Early Warning System for Drought Implemented in PNG by CREWS

Developing countries, least developed countries (LDCs) and small island developing states (SIDS) are particularly vulnerable to impact of climate extremes, including drought which could lead to water crisis or severe food shortage.

Recognizing urgency of enhancing Early Warning System (EWS) to assist vulnerable countries with climate change adaptation, Climate Risk and Early Warning Systems (CREWS) international initiative has been established in 2015. CREWS presently operates in countries in Africa, Asia, the Pacific and the Caribbean improving EWS to protect the most vulnerable population against hydro-meteorological hazards like droughts, floods, and tropical cyclones.

The World Meteorological Organization (WMO), working in partnership with the national governments and hydro-meteorological agencies of LDCs and SIDS through the projects of CREWS initiative is striving towards the goal that everyone should have access to EWS in the next five years to protect them against hazards related to our weather, climate and water. In Papua New Guinea (PNG), the PNG National Weather Service, the Australian Bureau of Meteorology and the WMO implemented CREWS project developing a user-centred integrated EWS for drought. This week the 2022 Asia-Pacific Ministerial Conference on Disaster Risk Reduction (APMCDRR) is held in Brisbane, Australia and today the implementing partner organizations presented CREWS achievements at a Partner Event.
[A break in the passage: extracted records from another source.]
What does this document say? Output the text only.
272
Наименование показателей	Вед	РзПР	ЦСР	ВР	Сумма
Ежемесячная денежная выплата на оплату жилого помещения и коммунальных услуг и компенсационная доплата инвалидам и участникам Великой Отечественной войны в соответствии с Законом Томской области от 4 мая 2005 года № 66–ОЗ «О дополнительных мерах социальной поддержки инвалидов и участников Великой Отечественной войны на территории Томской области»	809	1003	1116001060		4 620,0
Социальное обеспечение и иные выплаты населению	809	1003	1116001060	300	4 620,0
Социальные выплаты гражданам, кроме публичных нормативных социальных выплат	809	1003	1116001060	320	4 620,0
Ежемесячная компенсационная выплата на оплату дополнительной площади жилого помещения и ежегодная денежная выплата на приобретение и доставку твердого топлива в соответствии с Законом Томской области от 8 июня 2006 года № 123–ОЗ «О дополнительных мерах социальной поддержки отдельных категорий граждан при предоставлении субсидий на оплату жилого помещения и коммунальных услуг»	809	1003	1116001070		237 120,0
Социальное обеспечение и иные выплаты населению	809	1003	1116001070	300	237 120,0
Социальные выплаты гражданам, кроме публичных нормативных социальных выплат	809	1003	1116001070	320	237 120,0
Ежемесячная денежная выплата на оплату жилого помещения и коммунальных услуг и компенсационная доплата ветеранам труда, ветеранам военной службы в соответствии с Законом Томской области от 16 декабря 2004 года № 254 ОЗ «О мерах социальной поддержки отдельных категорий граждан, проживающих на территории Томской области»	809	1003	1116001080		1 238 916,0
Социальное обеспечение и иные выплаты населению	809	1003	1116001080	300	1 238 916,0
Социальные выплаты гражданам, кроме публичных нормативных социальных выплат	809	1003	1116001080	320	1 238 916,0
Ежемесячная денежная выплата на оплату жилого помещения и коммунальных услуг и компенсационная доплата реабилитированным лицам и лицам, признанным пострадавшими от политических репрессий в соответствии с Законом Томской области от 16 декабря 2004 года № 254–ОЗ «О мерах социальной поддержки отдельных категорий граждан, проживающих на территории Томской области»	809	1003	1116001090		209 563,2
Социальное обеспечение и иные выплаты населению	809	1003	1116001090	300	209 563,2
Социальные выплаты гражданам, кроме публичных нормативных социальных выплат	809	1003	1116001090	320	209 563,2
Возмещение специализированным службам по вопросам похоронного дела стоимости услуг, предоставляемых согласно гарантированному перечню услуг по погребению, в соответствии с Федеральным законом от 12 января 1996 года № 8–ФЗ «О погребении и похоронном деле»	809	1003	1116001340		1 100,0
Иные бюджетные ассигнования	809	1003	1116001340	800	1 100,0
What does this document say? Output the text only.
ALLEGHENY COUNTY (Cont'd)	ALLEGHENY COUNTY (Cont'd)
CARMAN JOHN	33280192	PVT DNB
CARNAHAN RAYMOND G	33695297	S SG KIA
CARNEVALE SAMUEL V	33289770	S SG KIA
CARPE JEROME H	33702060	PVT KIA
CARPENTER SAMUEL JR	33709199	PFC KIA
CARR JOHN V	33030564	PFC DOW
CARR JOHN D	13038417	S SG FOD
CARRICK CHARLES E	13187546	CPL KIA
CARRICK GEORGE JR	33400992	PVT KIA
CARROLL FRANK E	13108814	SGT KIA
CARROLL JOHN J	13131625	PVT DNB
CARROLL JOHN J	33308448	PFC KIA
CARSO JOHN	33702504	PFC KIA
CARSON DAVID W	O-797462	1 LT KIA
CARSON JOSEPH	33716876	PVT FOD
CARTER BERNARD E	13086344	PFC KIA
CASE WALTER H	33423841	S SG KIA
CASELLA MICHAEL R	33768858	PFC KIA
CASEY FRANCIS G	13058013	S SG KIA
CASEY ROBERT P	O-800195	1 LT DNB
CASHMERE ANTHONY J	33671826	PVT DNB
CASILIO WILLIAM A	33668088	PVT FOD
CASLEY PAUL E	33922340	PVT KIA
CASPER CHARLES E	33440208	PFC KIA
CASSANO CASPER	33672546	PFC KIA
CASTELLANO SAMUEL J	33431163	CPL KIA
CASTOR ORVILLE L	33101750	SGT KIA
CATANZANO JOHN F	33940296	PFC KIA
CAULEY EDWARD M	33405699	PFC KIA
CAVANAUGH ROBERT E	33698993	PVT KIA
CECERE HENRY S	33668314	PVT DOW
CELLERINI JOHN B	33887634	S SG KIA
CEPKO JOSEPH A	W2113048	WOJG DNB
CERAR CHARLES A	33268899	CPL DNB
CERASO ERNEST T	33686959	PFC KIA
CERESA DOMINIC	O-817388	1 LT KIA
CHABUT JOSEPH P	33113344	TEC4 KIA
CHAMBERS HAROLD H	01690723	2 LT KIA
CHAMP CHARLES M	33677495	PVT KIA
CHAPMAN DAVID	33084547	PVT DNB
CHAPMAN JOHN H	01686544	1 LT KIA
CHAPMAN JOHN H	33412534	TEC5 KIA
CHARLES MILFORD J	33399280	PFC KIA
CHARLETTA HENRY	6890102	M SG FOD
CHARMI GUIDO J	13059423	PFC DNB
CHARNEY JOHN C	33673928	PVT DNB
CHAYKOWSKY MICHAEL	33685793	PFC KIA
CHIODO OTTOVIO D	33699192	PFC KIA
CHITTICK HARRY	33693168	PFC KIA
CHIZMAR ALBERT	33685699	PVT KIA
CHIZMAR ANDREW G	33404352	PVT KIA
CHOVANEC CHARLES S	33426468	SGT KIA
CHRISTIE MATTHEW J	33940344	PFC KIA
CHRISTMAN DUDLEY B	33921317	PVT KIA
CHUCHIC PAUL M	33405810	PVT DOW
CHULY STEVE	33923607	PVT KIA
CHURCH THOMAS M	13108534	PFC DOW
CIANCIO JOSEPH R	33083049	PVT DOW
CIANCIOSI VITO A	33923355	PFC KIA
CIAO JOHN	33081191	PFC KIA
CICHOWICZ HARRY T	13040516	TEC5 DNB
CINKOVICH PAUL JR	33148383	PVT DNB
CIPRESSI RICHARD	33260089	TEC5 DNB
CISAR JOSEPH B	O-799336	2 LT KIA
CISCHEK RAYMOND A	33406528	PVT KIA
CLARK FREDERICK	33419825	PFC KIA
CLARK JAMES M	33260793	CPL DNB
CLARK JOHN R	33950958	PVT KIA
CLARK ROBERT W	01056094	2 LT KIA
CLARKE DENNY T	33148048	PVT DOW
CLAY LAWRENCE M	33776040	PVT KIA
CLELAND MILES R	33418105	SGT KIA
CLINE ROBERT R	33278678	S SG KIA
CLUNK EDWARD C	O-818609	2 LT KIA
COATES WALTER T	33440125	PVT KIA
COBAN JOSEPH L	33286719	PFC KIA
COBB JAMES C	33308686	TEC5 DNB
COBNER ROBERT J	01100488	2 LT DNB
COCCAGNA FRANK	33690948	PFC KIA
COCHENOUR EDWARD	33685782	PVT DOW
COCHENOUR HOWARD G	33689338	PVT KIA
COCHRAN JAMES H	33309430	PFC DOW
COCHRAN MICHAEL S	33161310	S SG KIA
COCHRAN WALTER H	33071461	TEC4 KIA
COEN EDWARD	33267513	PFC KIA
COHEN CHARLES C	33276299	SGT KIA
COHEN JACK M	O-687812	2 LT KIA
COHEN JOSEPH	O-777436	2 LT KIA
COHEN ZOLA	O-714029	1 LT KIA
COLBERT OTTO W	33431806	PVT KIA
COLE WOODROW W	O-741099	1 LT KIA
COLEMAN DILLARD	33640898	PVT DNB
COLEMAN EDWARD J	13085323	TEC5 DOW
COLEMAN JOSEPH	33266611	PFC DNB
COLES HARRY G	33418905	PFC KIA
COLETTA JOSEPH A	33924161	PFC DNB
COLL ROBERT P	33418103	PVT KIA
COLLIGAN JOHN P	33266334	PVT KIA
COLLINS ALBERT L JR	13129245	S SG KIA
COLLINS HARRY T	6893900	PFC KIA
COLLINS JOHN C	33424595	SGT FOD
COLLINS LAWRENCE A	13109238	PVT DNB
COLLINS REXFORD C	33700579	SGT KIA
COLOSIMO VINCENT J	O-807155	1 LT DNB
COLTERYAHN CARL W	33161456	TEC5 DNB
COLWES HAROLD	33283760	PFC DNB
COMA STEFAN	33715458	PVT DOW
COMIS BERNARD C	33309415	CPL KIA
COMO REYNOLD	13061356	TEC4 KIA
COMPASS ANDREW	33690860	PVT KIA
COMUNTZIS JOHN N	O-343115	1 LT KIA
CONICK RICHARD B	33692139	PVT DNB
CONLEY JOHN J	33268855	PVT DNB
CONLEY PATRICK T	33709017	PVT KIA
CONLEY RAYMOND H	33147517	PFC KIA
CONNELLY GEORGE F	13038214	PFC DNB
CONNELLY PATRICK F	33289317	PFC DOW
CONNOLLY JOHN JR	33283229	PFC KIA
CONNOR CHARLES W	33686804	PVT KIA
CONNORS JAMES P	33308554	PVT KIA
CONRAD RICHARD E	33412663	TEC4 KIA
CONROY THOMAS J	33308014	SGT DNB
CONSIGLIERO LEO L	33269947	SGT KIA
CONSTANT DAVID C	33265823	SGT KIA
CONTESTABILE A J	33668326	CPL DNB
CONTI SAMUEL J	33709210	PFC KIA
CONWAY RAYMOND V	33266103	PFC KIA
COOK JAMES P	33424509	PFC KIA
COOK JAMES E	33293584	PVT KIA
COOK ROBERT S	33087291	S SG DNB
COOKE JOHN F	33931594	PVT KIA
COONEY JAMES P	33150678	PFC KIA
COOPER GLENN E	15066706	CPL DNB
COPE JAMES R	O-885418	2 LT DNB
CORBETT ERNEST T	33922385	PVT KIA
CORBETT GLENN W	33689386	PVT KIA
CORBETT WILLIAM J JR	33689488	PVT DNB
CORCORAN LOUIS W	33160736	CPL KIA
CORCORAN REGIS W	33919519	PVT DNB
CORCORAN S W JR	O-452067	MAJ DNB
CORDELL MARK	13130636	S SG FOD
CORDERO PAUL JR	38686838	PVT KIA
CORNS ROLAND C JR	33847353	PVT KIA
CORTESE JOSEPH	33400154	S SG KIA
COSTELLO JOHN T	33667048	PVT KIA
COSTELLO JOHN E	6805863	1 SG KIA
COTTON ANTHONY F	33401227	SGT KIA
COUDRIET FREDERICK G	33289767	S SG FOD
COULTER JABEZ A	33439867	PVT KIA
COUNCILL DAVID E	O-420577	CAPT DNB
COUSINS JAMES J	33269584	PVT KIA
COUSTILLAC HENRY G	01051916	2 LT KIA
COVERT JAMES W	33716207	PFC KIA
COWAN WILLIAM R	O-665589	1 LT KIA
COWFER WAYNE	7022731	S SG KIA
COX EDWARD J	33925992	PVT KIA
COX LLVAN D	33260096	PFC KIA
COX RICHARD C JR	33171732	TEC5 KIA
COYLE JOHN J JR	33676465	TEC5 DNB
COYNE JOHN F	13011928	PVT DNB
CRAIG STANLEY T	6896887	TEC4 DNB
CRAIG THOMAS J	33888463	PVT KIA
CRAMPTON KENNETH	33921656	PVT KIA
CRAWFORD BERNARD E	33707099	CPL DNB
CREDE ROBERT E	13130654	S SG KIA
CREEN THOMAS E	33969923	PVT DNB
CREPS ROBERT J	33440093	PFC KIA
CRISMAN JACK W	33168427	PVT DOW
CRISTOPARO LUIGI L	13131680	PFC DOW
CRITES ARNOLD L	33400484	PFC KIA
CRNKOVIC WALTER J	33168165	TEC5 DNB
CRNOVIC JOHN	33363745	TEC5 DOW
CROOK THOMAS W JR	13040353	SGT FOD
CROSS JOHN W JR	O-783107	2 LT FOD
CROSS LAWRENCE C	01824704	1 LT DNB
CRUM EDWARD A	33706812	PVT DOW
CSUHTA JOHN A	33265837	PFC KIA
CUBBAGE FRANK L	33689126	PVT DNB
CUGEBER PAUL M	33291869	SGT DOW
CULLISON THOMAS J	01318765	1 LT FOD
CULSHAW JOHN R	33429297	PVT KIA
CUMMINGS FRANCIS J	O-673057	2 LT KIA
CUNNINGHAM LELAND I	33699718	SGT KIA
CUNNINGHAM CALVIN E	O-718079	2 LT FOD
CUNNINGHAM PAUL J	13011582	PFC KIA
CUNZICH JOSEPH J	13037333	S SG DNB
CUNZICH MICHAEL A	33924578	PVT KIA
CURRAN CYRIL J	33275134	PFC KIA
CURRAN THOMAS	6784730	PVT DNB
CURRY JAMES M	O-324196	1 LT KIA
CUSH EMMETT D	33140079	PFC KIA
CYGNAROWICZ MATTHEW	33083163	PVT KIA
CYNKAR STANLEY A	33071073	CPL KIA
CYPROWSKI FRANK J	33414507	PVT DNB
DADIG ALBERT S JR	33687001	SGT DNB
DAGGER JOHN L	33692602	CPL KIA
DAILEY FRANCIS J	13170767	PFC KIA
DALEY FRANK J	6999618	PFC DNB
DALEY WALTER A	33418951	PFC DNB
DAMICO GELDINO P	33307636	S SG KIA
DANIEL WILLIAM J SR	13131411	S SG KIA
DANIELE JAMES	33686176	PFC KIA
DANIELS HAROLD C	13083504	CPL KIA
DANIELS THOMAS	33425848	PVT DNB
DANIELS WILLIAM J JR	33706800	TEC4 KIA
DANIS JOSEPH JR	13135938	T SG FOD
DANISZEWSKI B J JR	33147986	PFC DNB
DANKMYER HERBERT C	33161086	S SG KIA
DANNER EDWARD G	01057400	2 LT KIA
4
Opening the presentation, Mr John Harding, Head of the CREWS Secretariat, emphasised importance of international assistance to developing and least developed countries like PNG through CREWS international initiative. Highlighting CREWS achievement, Mr Harding said “CREWS has already supported 73 countries helping to vulnerable countries with climate change adaptation and disaster risk reduction “.

“PNG is a country in the Southwest Pacific with a population of over 9 million people; agriculture provides a subsistence livelihood for 85% of the people. PNG, the largest of the Pacific Island Countries, faces multiple climate change-related challenges. Climate-related natural disasters as well as gradual shifts in climatic conditions already pose significant risks to PNG disrupting daily life, causing damage to assets and infrastructure, destroying livelihoods, and killing or injuring people. Severe drought caused by strong El Niño event in 2015-2016 affected about 40% of PNG population with almost half a million people impacted by food shortages” said Mr Kasis Inape, Assistant Director of the PNG NWS.

It is expected that climate change will exacerbate drought’s hazards impacting on agricultural yields and productivity of economy sectors further reducing wellbeing of PNG population. Addressing these pressing issues, CREWS addressed government priority in climate change adaptation through enhancing EWS and strengthening resilience of at-risk communities in 22 provinces of PNG, providing accurate and timely information about current state of drought and its likely development.

To strengthen capacity of climate services in PNG, novel drought risk assessment methodology based on integrating drought hazard, exposure and vulnerability components has been developed by the CREWS team. Prof. Yuriy Kuleshov from the Australian Bureau of Meteorology, Science Leader of CREWS introduced to the APMCDRR participants the developed user-centred integrated EWS for drought. The system integrates drought monitoring component utilising WMO Space-based Weather and Climate Extremes Monitoring (SWCEM) products and predictive component using outputs from Bureau’s dynamical climate model available from the WMO Global Producing Centre for Long-range Forecasts. Improvement of an already developed set of WMO SWCEM products has led to greater accuracy on drought risk assessment and prediction.

“PNG National Weather Service and the Australian Bureau of Meteorology have long-lasting history of very productive cooperation on strengthening climate service, through the International Climate Change Adaptation Initiative and other collaborative programs. CREWS is another important initiative aimed to strengthen climate information services in PNG. Thanks to CREWS, PNG NWS now issues operational Drought Update monthly bulletin which is distributed to stakeholders from agriculture, energy, health and water sectors, as well as to the PNG Disaster Management Team allowing for proactive approach in drought adaptation” said Prof. Kuleshov.

Highlighting CREWS achievement in implementing drought risk assessment and EWS for drought in PNG, Prof. Kuleshov emphasised key role of CREWS international initiative in implementing the call of United Nations Secretary-General Antonio Guterres that every person on earth should be protected by early warning systems in the next five years. He encouraged countries in Asia-Pacific to learn from CREWS lessons in PNG and cooperate with CREWS on establishing similar projects in vulnerable to drought countries.